ふるさと納税 県全体32億“黒字” 10市町で“減収”

 群馬県と群馬県内35市町村の2016年度のふるさと納税による寄付受け入れ額から、17年度の個人住民税の減収額を差し引いた額は、県全体で約32億円の“黒字”となることが11日、分かった。総務省調査を基に上毛新聞が集計した。市町村別では、地域限定の金券などを用意して寄付額を伸ばした草津の13億2248万円が黒字幅としては最大。高崎など都市部を中心とする10市町は差し引きがマイナスとなるなど市町村間で差が生じる結果となった。◎全国では北海道が231億プラス 東京は458億マイナス 総務省が7月に公表した現況調査の結果を基に、寄付受け入れ額と住民税減収額(推計値含む)の差を計算した。 市町村別で草津以外に黒字幅が大きいのは、中之条の8億8148万7000円、榛東の5億2841万9000円、みなかみの3億7568万6000円など。一方、“赤字”は高崎の1億4628万4000円、伊勢崎の8144万5000円、桐生の3797万7000円の順だった。 県分は16年度の寄付受け入れ額が364万円、17年度の住民税減収額が6億8348万4000円。 黒字幅が県内で最大だった草津は、16年度の寄付受け入れ額が13億円超、17年度の住民税減収額が333万2000円。担当者は金券をはじめとする返礼品は好評だとし、「寄付が順調に伸びており、地域活性化のための貴重な財源が確保できている」と受け止める。 これに対し、高崎は16年度に1億1649万円の寄付が寄せられたものの、17年度の住民税は2億6000万円超の“減収”。担当者は「人口規模が大きく、他自治体への寄付者も多い。財源の流出はある程度、仕方ない。制度の趣旨に沿って今後も地道に寄付を募っていく」としている。 県と35市町村を合わせた16年度の寄付受け入れ額は前年度比1.7倍の約49億円で、17年度の住民税減収額は約17億円だった。 ふるさと納税で寄付をすると、所得税や居住する自治体に納める個人住民税が軽減される。
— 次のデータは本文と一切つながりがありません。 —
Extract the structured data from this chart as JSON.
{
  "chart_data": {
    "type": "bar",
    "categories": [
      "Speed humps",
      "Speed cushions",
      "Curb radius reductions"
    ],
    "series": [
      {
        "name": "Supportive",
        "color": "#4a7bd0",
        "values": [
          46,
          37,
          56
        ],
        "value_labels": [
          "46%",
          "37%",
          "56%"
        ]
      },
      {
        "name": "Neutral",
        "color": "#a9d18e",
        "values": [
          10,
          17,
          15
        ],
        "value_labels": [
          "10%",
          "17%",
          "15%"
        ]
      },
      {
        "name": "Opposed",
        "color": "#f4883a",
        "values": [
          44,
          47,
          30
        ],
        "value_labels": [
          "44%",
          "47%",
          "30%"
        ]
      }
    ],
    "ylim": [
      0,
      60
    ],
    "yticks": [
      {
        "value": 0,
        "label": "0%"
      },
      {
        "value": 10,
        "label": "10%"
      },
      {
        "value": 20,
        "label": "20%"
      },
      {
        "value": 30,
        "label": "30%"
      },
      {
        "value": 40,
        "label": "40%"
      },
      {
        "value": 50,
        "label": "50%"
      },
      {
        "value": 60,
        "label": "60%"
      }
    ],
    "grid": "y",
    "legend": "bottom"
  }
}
居住自治体にとっては税収減となる。魅力的な返礼品を用意した自治体に寄付が集まりやすい一方、寄付者の多い都市部は財源の流出に見舞われる傾向にある。運用する上で、自治体には返礼品の調達費用など経費もかかる。 全国自治体の17年度の個人住民税の減収額は計1767億円。16年度の寄付受け入れ額から17年度の住民税減収額を引いた額の都道府県別の比較では、“黒字”は北海道の231億円、山形の220億円、宮崎の200億円が上位。“赤字”は東京458億円、神奈川138億円の順だった。